Anadigics stock price hits five-year high
Shares in the Warren, NJ, chip manufacturer Anadigics raced to a five-year high of $13.71 on the Nasdaq stock exchange yesterday (February 20).
Investor confidence in the GaAs component specialist has grown strongly since May 2005, when the company s stock hit an all-time low of just $1.31.
Anybody shrewd enough to have bought shares in Anadigics at that point would have now seen a ten-fold return on their investment as the firm continues to fill its GaAs fab with RFIC products for applications such as wideband-CDMA mobile handsets and high-speed wireless LAN connection.
Last week, Anadigics reported a 57 percent increase in annual sales, with fiscal 2006 revenue of $169.9 million.
Although it still posted a loss of $8.2 million on the full year, strong sales in the final quarter of 2006 hinted that profitability is just around the corner.

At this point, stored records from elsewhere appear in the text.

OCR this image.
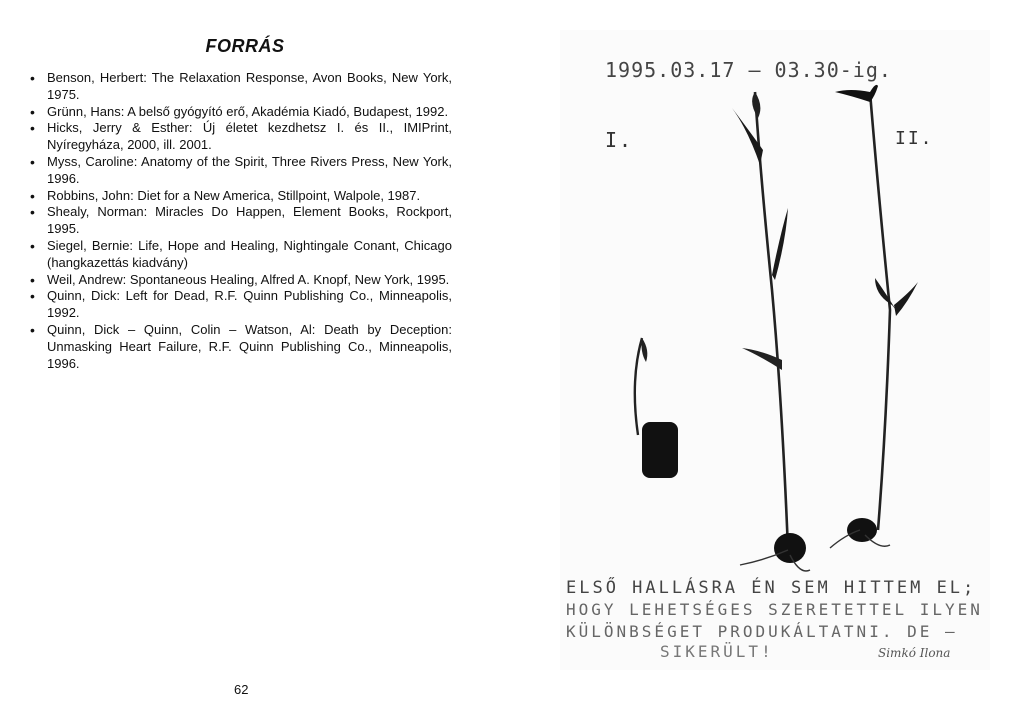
FORRÁS
• Benson, Herbert: The Relaxation Response, Avon Books, New York, 1975.
• Grünn, Hans: A belső gyógyító erő, Akadémia Kiadó, Budapest, 1992.
• Hicks, Jerry & Esther: Új életet kezdhetsz I. és II., IMIPrint, Nyíregyháza, 2000, ill. 2001.
• Myss, Caroline: Anatomy of the Spirit, Three Rivers Press, New York, 1996.
• Robbins, John: Diet for a New America, Stillpoint, Walpole, 1987.
• Shealy, Norman: Miracles Do Happen, Element Books, Rockport, 1995.
• Siegel, Bernie: Life, Hope and Healing, Nightingale Conant, Chicago (hangkazettás kiadvány)
• Weil, Andrew: Spontaneous Healing, Alfred A. Knopf, New York, 1995.
• Quinn, Dick: Left for Dead, R.F. Quinn Publishing Co., Minneapolis, 1992.
• Quinn, Dick – Quinn, Colin – Watson, Al: Death by Deception: Unmasking Heart Failure, R.F. Quinn Publishing Co., Minneapolis, 1996.
62
1995.03.17 – 03.30-ig.
I.	II.
ELSŐ HALLÁSRA ÉN SEM HITTEM EL;
HOGY LEHETSÉGES SZERETETTEL ILYEN
KÜLÖNBSÉGET PRODUKÁLTATNI. DE –
SIKERÜLT!	Simkó Ilona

Excluding stock compensation expenses related to the company s excellent share price performance, Anadigics actually posted a profit of $2.8 million in the quarter that ended on December 31, 2006.
And even when stock compensation was taken into account, as is necessary to comply with US generally accepted accounting principles, Anadigics almost broke even, with a net loss of only $0.1 million.

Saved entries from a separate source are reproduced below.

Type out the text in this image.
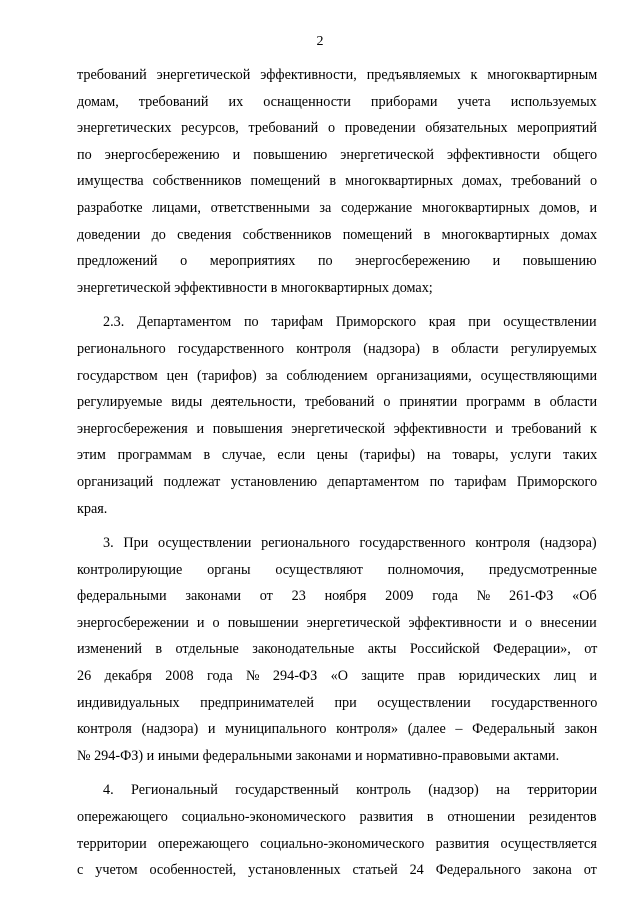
2
требований энергетической эффективности, предъявляемых к многоквартирным
домам, требований их оснащенности приборами учета используемых
энергетических ресурсов, требований о проведении обязательных мероприятий
по энергосбережению и повышению энергетической эффективности общего
имущества собственников помещений в многоквартирных домах, требований о
разработке лицами, ответственными за содержание многоквартирных домов, и
доведении до сведения собственников помещений в многоквартирных домах
предложений о мероприятиях по энергосбережению и повышению
энергетической эффективности в многоквартирных домах;
2.3. Департаментом по тарифам Приморского края при осуществлении
регионального государственного контроля (надзора) в области регулируемых
государством цен (тарифов) за соблюдением организациями, осуществляющими
регулируемые виды деятельности, требований о принятии программ в области
энергосбережения и повышения энергетической эффективности и требований к
этим программам в случае, если цены (тарифы) на товары, услуги таких
организаций подлежат установлению департаментом по тарифам Приморского
края.
3. При осуществлении регионального государственного контроля (надзора)
контролирующие органы осуществляют полномочия, предусмотренные
федеральными законами от 23 ноября 2009 года № 261-ФЗ «Об
энергосбережении и о повышении энергетической эффективности и о внесении
изменений в отдельные законодательные акты Российской Федерации», от
26 декабря 2008 года № 294-ФЗ «О защите прав юридических лиц и
индивидуальных предпринимателей при осуществлении государственного
контроля (надзора) и муниципального контроля» (далее – Федеральный закон
№ 294-ФЗ) и иными федеральными законами и нормативно-правовыми актами.
4. Региональный государственный контроль (надзор) на территории
опережающего социально-экономического развития в отношении резидентов
территории опережающего социально-экономического развития осуществляется
с учетом особенностей, установленных статьей 24 Федерального закона от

Anadigics has been able to benefit from the popularity of various high-speed wireless communication protocols, such as wideband-CDMA in the market for cellular handsets. Anadigics power amplifiers (PAs) and other front-end RF products are becoming increasingly deployed in these applications.
The company has also benefited from constraints in the handset supply chain, which has meant that some of its key rivals in the PA business have been unable to keep pace with demand from all of their customers. This has allowed Anadigics to gain more design wins at lower-tier handset vendors in China, while it has also won recent business with number-three handset maker Samsung.
Now, the company is expecting to cash in on the emergence of new broadband technologies such as the 802.11n draft standard for high-speed wireless LAN, where it has an existing supply deal with PC chip giant Intel.
That relationship should also help Anadigics to penetrate the market for WiMAX chipsets, which Intel is keenly promoting. Although WiMAX applications represent only minimal volumes of GaAs chips at the moment, the future opportunity could be huge if the technology does take off in a big way.
At the recent 3GSM World Congress in Barcelona, Spain - the key trade event in the global mobile communications calendar - Anadigics introduced a two more GaAs-based products.
The company s new dual-band AWT6221 product for wideband-CMDA applications uses two independent PA chains and is designed to be compatible with both 3G handsets used in the US, and also world-phones.
Incorporating InGaP/GaAs die with integrated bipolar and field-effect transistors, the AWT6221 is said to deliver a 25 percent increase in handset talk-time compared with its rivals.
Anadigics also introduced the AWM6423 PA for mobile WiMAX applications. This amplifier also uses the company s advanced InGaP/GaAs chip designs.
Exuding confidence in anticipation of a strong start to 2007, Anadigics says that it expects a 3 percent increase in sales in the first quarter of the year, in spite of the usual downturn caused by handset industry seasonality at this time.